A French court has formally charged a new suspect in connection with the murder of Father Jacques Hamel in Normandy, which took place on 26 July. The 21-year-old man was arrested earlier this week and kept for interrogation before being charged with "criminal association in connection with terrorism" on 12 August.

According to France24, the man claimed he had been radicalised quickly and travelled to Saint-Etienne-du-Rouvray in the Rouen region in northern France where he met Father Hamel's killers Adel Kermiche and Abdel Malik Petitjean, both 19 years old. Investigators believe he was mentally unstable, a source close to the investigation revealed.

Jacques Hammel
Father Jacques Hammel's throat was slit by one of the two terrorists who took siege of the church in Normandy JOEL SAGET/AFP/Getty Images

Kermiche and Petitjean were killed in a standoff with police after they murdered Hamel by slitting his throat. The two knife-wielders had taken the members of the Church of the Gambetta hostage during the mass service. They stated their allegiance to the Islamic State (Isis) before they made the priest kneel down and killed him.

The new suspect has no criminal record and has acknowledged having spent the night in Saint-Etienne-du-Rouvray when he went to meet the two terrorists. He, however, claimed he left the next day because he did not have a good relationship with Kermiche and Petitjean.

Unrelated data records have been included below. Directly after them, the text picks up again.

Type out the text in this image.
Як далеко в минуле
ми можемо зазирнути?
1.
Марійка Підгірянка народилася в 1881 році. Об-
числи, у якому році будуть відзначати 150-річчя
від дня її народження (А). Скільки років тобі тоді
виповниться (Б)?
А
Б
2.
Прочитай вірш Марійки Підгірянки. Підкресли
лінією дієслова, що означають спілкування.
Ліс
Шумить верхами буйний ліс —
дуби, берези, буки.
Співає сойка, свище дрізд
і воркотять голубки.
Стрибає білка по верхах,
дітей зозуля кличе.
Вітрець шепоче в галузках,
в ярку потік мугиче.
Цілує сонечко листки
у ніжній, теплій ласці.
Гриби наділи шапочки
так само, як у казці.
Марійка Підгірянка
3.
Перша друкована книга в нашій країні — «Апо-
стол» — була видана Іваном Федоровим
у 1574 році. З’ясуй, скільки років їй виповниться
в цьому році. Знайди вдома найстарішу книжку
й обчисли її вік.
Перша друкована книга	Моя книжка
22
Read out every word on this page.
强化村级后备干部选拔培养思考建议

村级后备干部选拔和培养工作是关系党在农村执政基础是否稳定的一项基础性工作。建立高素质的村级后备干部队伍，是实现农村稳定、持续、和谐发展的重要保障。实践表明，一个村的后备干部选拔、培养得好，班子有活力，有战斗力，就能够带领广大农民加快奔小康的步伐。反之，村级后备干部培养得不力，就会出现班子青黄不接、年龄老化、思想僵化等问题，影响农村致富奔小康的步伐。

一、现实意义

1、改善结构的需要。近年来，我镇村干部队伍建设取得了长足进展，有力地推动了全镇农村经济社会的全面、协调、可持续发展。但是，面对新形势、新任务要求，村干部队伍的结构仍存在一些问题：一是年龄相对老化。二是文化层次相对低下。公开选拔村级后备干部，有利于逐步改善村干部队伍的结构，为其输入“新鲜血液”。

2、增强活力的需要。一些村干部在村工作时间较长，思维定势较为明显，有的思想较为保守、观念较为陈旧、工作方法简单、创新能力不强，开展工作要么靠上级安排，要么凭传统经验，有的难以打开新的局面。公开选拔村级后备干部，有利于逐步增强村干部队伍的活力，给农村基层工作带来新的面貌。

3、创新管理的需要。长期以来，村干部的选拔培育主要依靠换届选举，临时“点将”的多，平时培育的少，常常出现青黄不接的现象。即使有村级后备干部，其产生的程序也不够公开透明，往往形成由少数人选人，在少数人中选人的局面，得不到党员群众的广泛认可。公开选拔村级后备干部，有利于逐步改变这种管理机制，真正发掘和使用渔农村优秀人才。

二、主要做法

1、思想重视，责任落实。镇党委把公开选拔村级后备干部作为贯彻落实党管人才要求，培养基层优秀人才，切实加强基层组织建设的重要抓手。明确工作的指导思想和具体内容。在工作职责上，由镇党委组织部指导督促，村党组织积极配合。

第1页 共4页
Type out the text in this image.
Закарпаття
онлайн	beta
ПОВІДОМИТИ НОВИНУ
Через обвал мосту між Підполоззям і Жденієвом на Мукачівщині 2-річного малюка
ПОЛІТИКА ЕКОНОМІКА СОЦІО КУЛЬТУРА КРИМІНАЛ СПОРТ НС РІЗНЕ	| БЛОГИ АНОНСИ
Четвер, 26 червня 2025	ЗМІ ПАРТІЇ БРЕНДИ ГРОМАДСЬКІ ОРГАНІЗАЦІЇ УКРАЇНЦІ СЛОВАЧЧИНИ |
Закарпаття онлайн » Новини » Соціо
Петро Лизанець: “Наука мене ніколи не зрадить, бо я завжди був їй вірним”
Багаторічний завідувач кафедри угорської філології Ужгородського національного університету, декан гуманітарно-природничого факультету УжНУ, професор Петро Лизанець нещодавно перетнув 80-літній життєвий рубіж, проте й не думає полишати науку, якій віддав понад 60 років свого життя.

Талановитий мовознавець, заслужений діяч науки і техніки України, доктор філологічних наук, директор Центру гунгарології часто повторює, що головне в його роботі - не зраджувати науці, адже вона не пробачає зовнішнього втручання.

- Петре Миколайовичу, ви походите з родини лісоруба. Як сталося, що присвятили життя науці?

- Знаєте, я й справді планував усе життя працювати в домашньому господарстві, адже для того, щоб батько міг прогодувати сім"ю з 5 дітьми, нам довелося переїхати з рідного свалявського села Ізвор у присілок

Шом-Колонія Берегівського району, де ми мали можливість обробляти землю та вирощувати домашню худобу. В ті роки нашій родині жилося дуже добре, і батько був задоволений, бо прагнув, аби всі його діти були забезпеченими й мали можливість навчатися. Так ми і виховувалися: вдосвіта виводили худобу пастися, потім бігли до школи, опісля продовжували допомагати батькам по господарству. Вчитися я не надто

Investigators are now attempting to find out if the two men had other accomplices in France and whether they had actual links with IS (Daesh), which has claimed responsibility for the attack.

France has been witness to a slew of attacks over the past year, many of which, IS has stated they had a hand in. Two weeks before the priest's murder, a Tunisian ploughed a 19-tonne truck into a crowd celebrating Bastille Day in Nice, killing 85 people and wounding more than 300.